Photo #9: A Stone's Throw: accommodations, travel, vacation planning, adventure travel, RealAdventuresThe day cleared though, after a frigid breakfast we started walking. Up over a high pass I summited a peak for the fourth time in it's summit register history, then went on up to a higher bigger summit. The views of the Sierra from the snowy top were incredible. Mt. Goddard looked massive, everything was dusted in snow, no wind blew, puffy clouds filled the sky. Following Huck and Mr. X's route, I got to the outlet of the lake where we were camped just as the peaks were glowing pink, and the lake reflected the pink perfectly, and all of the day melted pink into the sea of eternity's dark mountain night. Another stressful day, eh?



THIS SUMMER WAS NOTHING but hanging in the hills, free like the wind is, high as the mountains are, among everything--like alpine grasses. Fitting in the cracks of it all, truly escaping any interogation from the "outside" world. We were inside the outside, standing and walking among stones--talus and slabs, peaks and walls--and the occaisional drop into a lush river valley; tigerlilies and paintbrush, monkey flower and larkspur, yarrow and lupin, ferns and joint grass; oh we were everything---all at once nothing---as the mountains walked through us.

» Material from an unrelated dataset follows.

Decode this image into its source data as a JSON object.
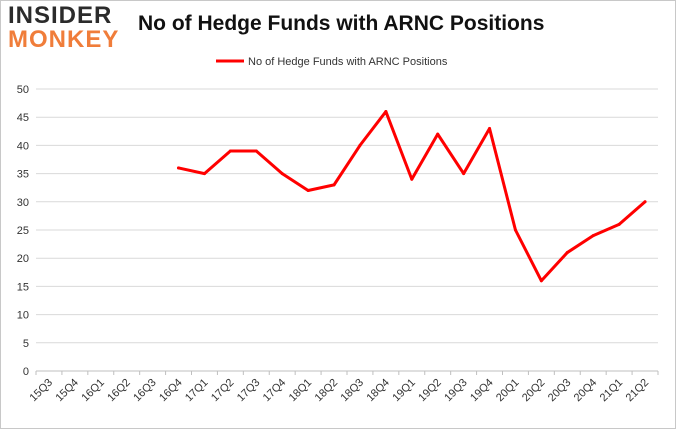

So relaxed, like an afternoon hack session, like just another day, yes, we were so relaxed the world came to us. Over time it all becomes magic and beautiful, and cruising through new country, new scenes, finishing the trip in the Red Mountain Land of the Mammoth High Country, so far away from the foxtail Southern New Army Pass world we began in...standing on Mt.Gabb and seeing Mt. Whitney far far in the distance and knowing we started walking just south of there....two months and awhile before....oh it's a feeling alright. And there's nothing badass about it, nothing awesome or extreme, it's living on the land, cooking MSG laden dinners, eating too many Snickers bars, catching spiritual fish, standing on mountain tops to get a look around, farting, smiling, laughing, not giving a damn about any accessory to pure living, using rocks to wipe your ass...that's what it really is.

Take all the fancy words, the frozen photos and forget 'em. It is Life--everyday living that we all know, in all its different personal forms removed of all the accesories except what truly keeps you breathing. Eating, sleeping, doing something.

The last morning it was windy, the first day it was warm and calm. That is the story of the trip. All is well.